Il y a 25 ans, l’étudiant en sociologie un brin idéaliste voit un accident transformer sa vie pour toujours. Devenu tétraplégique, le Suisse d’origine hispano-hongroise suit une rééducation d’un an au Centre des paraplégiques de Nottwil (LU). Il passe ensuite trois mois à Plein Soleil, un établissement lausannois appartenant à l’institution de Lavigny. Puis il trouve un petit appartement et décide de se donner les moyens, avec l’aide du Canton et le soutien important de Pro Infirmis Vaud, de vivre à domicile. C’était en 1993. Aujourd’hui, il souhaiterait parfois pouvoir soulager durant quelques semaines celle qui s’occupe de lui au quotidien. Mais aucune institution véritablement adaptée à son handicap ne peut l’accueillir.

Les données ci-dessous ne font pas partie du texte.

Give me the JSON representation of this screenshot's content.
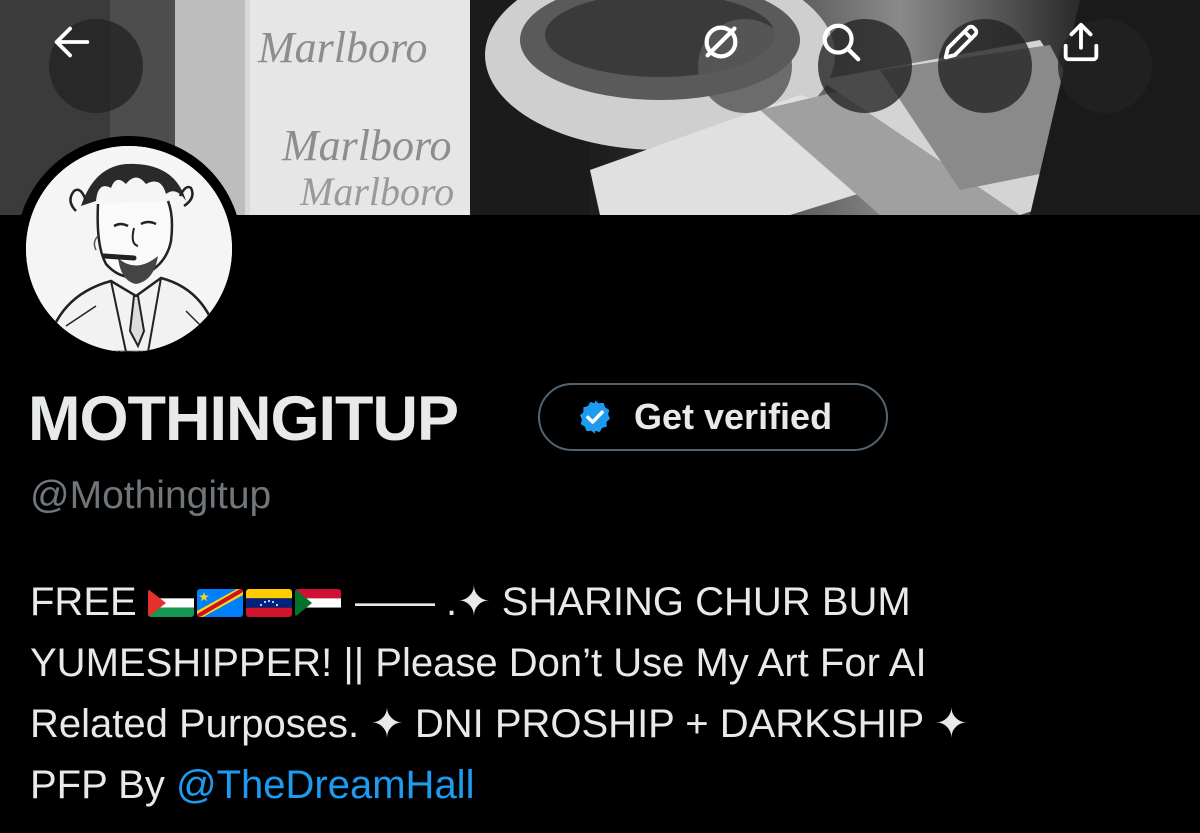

En 2009, la vie de Carlos change du tout au tout. Pour le meilleur, cette fois. Par le biais d’un site de rencontre, il fait la connaissance d’une Genevoise prénommée Véronique. «On a discuté pendant un mois avant de nous voir, explique-t-elle avec un large sourire. On s’est donné rendez-vous à la gare de Lausanne…» «J’ai failli trouver une excuse bidon, j’étais mort de trouille, poursuit Carlos Kenedy. Je lui ai proposé d’aller manger un morceau. Comme j’étais en chaise manuelle, je lui ai demandé de l’aide.» «J’ai commencé à le pousser et c’était parti! Je ne voyais pas du tout son fauteuil, mais un homme qui m’a immédiatement séduite.» Pendant ce flash-back, ils ne se quittent pas des yeux, et c’est en s’adressant à celui qui est devenu son mari il y a quatre ans que Véronique Kenedy-Kolly ajoute: «Mais si je m’étais imaginé tout ce qui m’attendait au cours des dix années qui ont suivi, jamais je ne me serais embarquée dans cette aventure (rires)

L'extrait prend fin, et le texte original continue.